Children born with deformities in deeply traditional rural parts of India, such as the remote village in the northern state of Bihar that Lakshmi hails from, are often viewed as reincarnated gods. The young girl is no different — she is named after the four-armed Hindu goddess of wealth and her parents say she is revered in her village.

“Everybody considers her a goddess at our village,” said her father, Shambhu, who goes by one name. “All this expenditure has happened to make her normal. So far, everything is fine.”

Others sought to make money from Lakshmi. Her parents kept her in hiding after a circus apparently tried to buy the girl, they said.

The complications for Lakshmi’s surgery are myriad: The two spines are merged, she has four kidneys, entangled nerves, two stomach cavities and two chest cavities. She cannot stand up or walk.

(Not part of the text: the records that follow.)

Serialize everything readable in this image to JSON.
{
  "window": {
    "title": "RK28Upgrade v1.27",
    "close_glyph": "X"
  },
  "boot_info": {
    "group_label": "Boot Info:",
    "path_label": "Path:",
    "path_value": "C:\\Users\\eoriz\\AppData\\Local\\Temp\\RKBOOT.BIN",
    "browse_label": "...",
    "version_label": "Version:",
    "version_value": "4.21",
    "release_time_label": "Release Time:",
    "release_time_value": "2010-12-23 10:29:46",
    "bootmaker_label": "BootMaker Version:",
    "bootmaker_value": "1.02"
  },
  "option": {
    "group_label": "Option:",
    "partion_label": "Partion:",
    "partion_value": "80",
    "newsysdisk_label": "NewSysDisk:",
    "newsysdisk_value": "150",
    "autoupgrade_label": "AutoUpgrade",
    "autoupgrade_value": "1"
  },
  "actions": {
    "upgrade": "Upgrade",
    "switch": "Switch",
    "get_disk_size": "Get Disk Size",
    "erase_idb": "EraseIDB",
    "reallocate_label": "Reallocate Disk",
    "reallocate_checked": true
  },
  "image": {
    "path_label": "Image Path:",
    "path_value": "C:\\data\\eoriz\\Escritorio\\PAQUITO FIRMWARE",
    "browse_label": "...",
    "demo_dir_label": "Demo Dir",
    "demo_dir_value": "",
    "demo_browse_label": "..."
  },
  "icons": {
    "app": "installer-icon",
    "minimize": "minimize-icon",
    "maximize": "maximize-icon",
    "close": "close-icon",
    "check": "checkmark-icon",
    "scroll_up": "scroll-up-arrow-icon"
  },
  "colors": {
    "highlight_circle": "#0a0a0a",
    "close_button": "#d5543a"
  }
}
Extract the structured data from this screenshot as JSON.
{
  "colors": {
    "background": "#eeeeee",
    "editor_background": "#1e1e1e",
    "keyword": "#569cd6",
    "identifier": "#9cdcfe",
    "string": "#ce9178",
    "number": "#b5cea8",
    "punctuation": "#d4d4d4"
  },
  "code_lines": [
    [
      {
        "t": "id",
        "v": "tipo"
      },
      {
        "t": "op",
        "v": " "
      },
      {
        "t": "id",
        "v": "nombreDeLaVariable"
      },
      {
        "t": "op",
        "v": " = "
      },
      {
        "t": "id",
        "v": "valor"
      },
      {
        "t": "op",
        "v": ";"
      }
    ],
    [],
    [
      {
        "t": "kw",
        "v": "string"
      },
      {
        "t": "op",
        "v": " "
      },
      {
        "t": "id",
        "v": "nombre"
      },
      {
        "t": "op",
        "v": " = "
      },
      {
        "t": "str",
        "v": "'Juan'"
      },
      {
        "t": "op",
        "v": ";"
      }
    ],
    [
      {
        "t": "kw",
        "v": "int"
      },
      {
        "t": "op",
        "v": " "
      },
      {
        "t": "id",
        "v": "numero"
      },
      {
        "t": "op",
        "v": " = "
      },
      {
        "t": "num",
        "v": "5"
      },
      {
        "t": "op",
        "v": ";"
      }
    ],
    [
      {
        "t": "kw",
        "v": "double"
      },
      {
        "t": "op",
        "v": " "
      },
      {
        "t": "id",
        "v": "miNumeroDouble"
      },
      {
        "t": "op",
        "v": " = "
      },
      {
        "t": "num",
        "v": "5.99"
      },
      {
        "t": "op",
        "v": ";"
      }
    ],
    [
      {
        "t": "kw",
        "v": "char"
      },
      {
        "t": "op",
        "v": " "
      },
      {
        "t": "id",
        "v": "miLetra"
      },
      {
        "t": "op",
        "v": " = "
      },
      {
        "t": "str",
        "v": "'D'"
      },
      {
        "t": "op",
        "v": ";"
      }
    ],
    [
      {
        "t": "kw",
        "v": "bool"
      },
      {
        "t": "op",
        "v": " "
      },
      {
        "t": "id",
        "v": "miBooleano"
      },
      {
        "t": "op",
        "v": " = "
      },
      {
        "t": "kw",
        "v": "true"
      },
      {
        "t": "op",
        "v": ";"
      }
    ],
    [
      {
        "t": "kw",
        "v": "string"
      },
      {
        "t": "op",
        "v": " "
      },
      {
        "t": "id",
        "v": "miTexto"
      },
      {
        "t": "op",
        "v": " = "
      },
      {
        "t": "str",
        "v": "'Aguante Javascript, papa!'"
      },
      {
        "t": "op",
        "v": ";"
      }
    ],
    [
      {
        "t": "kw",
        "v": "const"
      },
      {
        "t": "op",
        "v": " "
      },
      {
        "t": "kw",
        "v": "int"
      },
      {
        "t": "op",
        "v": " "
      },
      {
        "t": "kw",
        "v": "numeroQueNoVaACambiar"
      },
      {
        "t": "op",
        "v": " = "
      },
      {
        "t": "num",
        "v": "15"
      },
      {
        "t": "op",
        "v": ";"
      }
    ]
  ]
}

Patil put the risk of losing Lakshmi between 20 percent and 25 percent. Doctors have said the best case scenario after the surgery is that she will walk and function as a normal child.

“It’s a big team effort of a lot of skilled surgeons who will be putting their heart and soul into solving the problem of Lakshmi,” Patil said earlier in the day.

“It’s going to take many, many hours on a continuous basis to operate on the baby. So, these issues definitely make it complex.”

The hospital’s foundation is paying for the operation because the girl’s family could not afford the medical bills.